The rest my body so desperately needs, the closeness it now aches for, feels a quiet betrayal of the solitude I’ve long clung to.
Yet the memory of waking in his arms—of that unguarded peace—lingers, unraveling something I had thought immovable.
At first I lie stiff, the quilt serving as my anchor, as if it alone could shield me from his nearness.
Every sound sharpens: the draw of his breath, the rasp of fabric as he shifts, the groan of the mattress beneath him.
I tell myself stillness will keep me safe, that if I pretend at sleep, I might fool even my own heart.
But I cannot ignore him. His heat seeps across the divide, and my body betrays me.
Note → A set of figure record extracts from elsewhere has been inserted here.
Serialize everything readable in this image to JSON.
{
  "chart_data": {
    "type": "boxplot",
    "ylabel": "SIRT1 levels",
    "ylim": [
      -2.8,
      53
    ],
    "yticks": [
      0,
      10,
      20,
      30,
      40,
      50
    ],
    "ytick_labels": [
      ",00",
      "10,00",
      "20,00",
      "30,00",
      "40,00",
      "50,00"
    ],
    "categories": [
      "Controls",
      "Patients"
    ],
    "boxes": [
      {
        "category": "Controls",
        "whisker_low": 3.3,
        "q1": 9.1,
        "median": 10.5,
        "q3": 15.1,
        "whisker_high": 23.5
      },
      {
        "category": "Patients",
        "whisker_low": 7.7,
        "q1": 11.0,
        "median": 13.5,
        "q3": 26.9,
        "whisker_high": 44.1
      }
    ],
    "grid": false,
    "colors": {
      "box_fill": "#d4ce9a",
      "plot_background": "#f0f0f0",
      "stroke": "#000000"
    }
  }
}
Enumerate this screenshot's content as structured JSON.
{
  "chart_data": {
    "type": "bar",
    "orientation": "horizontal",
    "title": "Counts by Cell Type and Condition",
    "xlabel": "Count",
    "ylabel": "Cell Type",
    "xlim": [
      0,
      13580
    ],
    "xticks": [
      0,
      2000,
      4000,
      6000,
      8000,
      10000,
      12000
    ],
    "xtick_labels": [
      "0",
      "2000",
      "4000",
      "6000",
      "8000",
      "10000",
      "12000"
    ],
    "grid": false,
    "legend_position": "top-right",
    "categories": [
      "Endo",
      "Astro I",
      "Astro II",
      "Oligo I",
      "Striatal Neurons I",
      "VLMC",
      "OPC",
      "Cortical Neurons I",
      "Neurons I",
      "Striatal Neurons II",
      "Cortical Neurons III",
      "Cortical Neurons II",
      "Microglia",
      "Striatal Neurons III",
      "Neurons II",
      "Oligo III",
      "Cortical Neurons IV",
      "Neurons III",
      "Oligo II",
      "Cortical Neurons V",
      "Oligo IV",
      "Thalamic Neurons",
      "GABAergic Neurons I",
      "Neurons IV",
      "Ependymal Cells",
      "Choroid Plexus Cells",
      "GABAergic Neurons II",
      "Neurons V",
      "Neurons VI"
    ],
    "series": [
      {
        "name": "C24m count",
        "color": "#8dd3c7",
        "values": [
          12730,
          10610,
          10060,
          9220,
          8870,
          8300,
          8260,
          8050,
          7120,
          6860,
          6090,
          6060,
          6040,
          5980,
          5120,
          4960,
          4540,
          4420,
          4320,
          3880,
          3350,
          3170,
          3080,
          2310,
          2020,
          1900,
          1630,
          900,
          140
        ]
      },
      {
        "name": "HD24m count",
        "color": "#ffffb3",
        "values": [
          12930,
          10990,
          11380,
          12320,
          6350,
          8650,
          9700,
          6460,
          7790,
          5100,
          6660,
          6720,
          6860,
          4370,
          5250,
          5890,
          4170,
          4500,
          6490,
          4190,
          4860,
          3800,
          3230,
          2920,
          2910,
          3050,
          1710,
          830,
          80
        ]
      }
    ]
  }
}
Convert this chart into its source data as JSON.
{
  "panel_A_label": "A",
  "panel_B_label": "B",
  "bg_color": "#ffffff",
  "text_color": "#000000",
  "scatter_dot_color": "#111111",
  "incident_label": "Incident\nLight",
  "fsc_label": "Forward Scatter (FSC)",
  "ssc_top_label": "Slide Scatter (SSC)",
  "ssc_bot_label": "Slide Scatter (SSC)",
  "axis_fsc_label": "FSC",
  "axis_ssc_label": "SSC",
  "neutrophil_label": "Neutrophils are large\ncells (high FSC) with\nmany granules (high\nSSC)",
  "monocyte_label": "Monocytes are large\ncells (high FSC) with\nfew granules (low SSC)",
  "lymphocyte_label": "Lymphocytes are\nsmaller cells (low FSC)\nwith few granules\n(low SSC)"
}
My breath falls into rhythm with his, my pulse quickening to match the rise and fall of his chest.
Discomfort thins to longing, longing to surrender. I let the quilt slip from my grip, turning just slightly—enough to sense him nearer. I do not reach, yet it feels as if the very air bends between us, closing the distance I have fought to keep.
There, in the depth of night, I understand: solitude is not only escape but also exile.
And tonight, it has already been undone.